Transcript to Audio file (condensed and edited):
Informant: Okay, this one…in my broken Russian, she [my mom] wakes me up, takes my hand in her hand and with her finger circles my palm and sings [song], and then she’s taking my fingers…one by one [chant], and then when she gets to my thumb [chant] and then tickles me. It’s basically a “this little piggy” equivalent so she’s taking each of my fingers and when she gets to the last one, she’s not giving it to me.
Collector: Can you do the entire thing through? Here…[offering my hand] do it to me.
(Informant does so.)
When I asked him when he first learned the chant, the informant said that his mother had probably been doing that since he was baby. When asked whether he knew where she had learned it, he replied that he did not. “I would guess probably from her mother…It never really mattered to me,” he said. “I mean of course now I’m curious and I’ll probably ask her later today, but it had never crossed my mind to ask her. For me it was just a way she showed that she loved me.”

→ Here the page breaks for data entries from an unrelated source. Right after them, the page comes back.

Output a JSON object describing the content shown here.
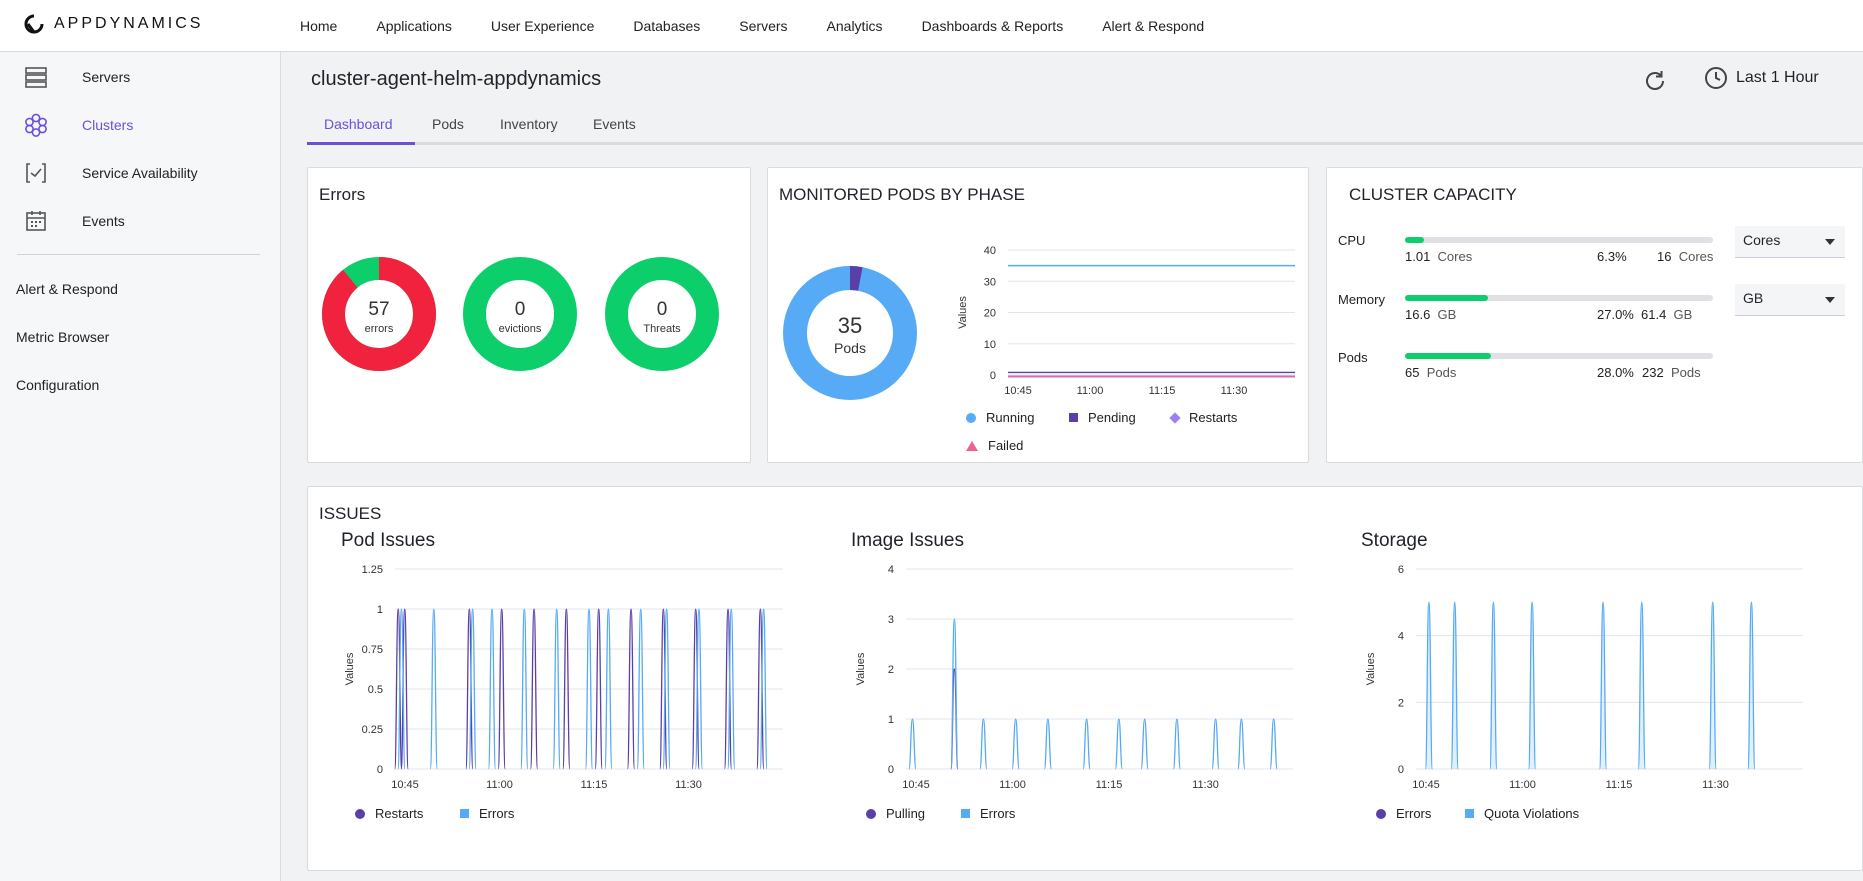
{
  "brand": {
    "name": "APPDYNAMICS"
  },
  "nav": {
    "items": [
      "Home",
      "Applications",
      "User Experience",
      "Databases",
      "Servers",
      "Analytics",
      "Dashboards & Reports",
      "Alert & Respond"
    ]
  },
  "sidebar": {
    "items": [
      {
        "label": "Servers",
        "icon": "servers-icon"
      },
      {
        "label": "Clusters",
        "icon": "clusters-icon",
        "active": true
      },
      {
        "label": "Service Availability",
        "icon": "service-availability-icon"
      },
      {
        "label": "Events",
        "icon": "calendar-icon"
      }
    ],
    "links": [
      "Alert & Respond",
      "Metric Browser",
      "Configuration"
    ]
  },
  "header": {
    "title": "cluster-agent-helm-appdynamics",
    "time_range": "Last 1 Hour"
  },
  "tabs": [
    "Dashboard",
    "Pods",
    "Inventory",
    "Events"
  ],
  "errors_card": {
    "title": "Errors",
    "donuts": [
      {
        "value": "57",
        "label": "errors",
        "red_fraction": 0.89,
        "green_fraction": 0.11
      },
      {
        "value": "0",
        "label": "evictions"
      },
      {
        "value": "0",
        "label": "Threats"
      }
    ]
  },
  "pods_card": {
    "title": "MONITORED PODS BY PHASE",
    "donut": {
      "value": "35",
      "label": "Pods",
      "running_fraction": 0.97,
      "pending_fraction": 0.03
    },
    "legend": [
      "Running",
      "Pending",
      "Restarts",
      "Failed"
    ],
    "ylabel": "Values"
  },
  "capacity_card": {
    "title": "CLUSTER CAPACITY",
    "rows": [
      {
        "label": "CPU",
        "used": "1.01",
        "used_unit": "Cores",
        "pct": "6.3%",
        "total": "16",
        "total_unit": "Cores",
        "fraction": 0.063
      },
      {
        "label": "Memory",
        "used": "16.6",
        "used_unit": "GB",
        "pct": "27.0%",
        "total": "61.4",
        "total_unit": "GB",
        "fraction": 0.27
      },
      {
        "label": "Pods",
        "used": "65",
        "used_unit": "Pods",
        "pct": "28.0%",
        "total": "232",
        "total_unit": "Pods",
        "fraction": 0.28
      }
    ],
    "selects": [
      "Cores",
      "GB"
    ]
  },
  "issues": {
    "title": "ISSUES",
    "panels": [
      {
        "title": "Pod Issues",
        "legend": [
          "Restarts",
          "Errors"
        ]
      },
      {
        "title": "Image Issues",
        "legend": [
          "Pulling",
          "Errors"
        ]
      },
      {
        "title": "Storage",
        "legend": [
          "Errors",
          "Quota Violations"
        ]
      }
    ]
  },
  "colors": {
    "accent": "#6e50d8",
    "green": "#0ccf6b",
    "red": "#f0223d",
    "blue": "#56aaf6",
    "purple": "#5b3fa8"
  },
  "chart_data": [
    {
      "type": "line",
      "title": "",
      "ylabel": "Values",
      "x": [
        "10:45",
        "11:00",
        "11:15",
        "11:30"
      ],
      "ylim": [
        0,
        40
      ],
      "yticks": [
        0,
        10,
        20,
        30,
        40
      ],
      "series": [
        {
          "name": "Running",
          "values": [
            35,
            35,
            35,
            35
          ]
        },
        {
          "name": "Pending",
          "values": [
            1,
            1,
            1,
            1
          ]
        },
        {
          "name": "Restarts",
          "values": [
            0,
            0,
            0,
            0
          ]
        },
        {
          "name": "Failed",
          "values": [
            0,
            0,
            0,
            0
          ]
        }
      ]
    },
    {
      "type": "line",
      "title": "Pod Issues",
      "ylabel": "Values",
      "x": [
        "10:45",
        "11:00",
        "11:15",
        "11:30"
      ],
      "ylim": [
        0,
        1.25
      ],
      "yticks": [
        "0",
        "0.25",
        "0.5",
        "0.75",
        "1",
        "1.25"
      ],
      "series": [
        {
          "name": "Restarts",
          "spikes_minutes": [
            0.5,
            1.5,
            11.5,
            16.5,
            21.5,
            26.5,
            31.5,
            36.5,
            41.5,
            46.5,
            51.5,
            56.5
          ],
          "peak": 1
        },
        {
          "name": "Errors",
          "spikes_minutes": [
            1,
            6,
            12,
            15,
            20,
            25,
            30,
            33,
            38,
            42,
            47,
            52,
            57
          ],
          "peak": 1
        }
      ]
    },
    {
      "type": "line",
      "title": "Image Issues",
      "ylabel": "Values",
      "x": [
        "10:45",
        "11:00",
        "11:15",
        "11:30"
      ],
      "ylim": [
        0,
        4
      ],
      "yticks": [
        "0",
        "1",
        "2",
        "3",
        "4"
      ],
      "series": [
        {
          "name": "Pulling",
          "spikes_minutes": [
            7.5
          ],
          "peak": 2
        },
        {
          "name": "Errors",
          "spikes_minutes": [
            1,
            7.5,
            12,
            17,
            22,
            28,
            33,
            37,
            42,
            48,
            52,
            57
          ],
          "peaks": [
            1,
            3,
            1,
            1,
            1,
            1,
            1,
            1,
            1,
            1,
            1,
            1
          ]
        }
      ]
    },
    {
      "type": "area",
      "title": "Storage",
      "ylabel": "Values",
      "x": [
        "10:45",
        "11:00",
        "11:15",
        "11:30"
      ],
      "ylim": [
        0,
        6
      ],
      "yticks": [
        "0",
        "2",
        "4",
        "6"
      ],
      "series": [
        {
          "name": "Errors",
          "spikes_minutes": [],
          "peak": 0
        },
        {
          "name": "Quota Violations",
          "spikes_minutes": [
            2,
            6,
            12,
            18,
            29,
            35,
            46,
            52
          ],
          "peak": 5
        }
      ]
    }
  ]
}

In this instance, the folklore functions as a link for the informant to his childhood, his mother, and his heritage. In the beginning of the recording, the informant prefaces by saying, “In my broken Russian…” Nevertheless, despite any uncertainty he may have regarding his language skills, he doesn’t stumble with any of the examples of folk speech he shares, having grown up with all of it. As soon as he was able, he began performing the chant for his little sister who is now in the ninth grade since she was a baby. “When I do it nowadays though,” he chuckled, “she gets annoyed.”
The value of this example of folk speech is in how easily it’s become transmitted from mother to child and then from child to sibling. Though it’s no surprise, it’s funny that a fourteen year old girl would be annoyed with her twenty year old brother for continuing to perform it with her, since the chant is so intertwined with childhood – pre-adolescence. But also, perhaps being that the chant is interlaced with a Russian heritage given that it’s in Russian, it’d be interesting to inquire into whether the annoyance of the transmission is also tied to a reluctance to associate with the heritage through its traditions.
What’s also worth noting in this example is that the informant himself made the connection between the two cultures he’s affiliated with; in fact, he gave me the title “Little Piggy” for the song, when in fact there is no literal mention of a pig in the Russian version. Of course, as one who knows very little about the Russian language and culture, I appreciated the connection from one piece of folklore into another, as well as witnessing how someone of two heritages can reconcile what necessarily seem like they must be separate through common lore. Why not? Considering that both the Russian song and the Western “little piggy” chant both involve the child’s hands and specifically the fingers.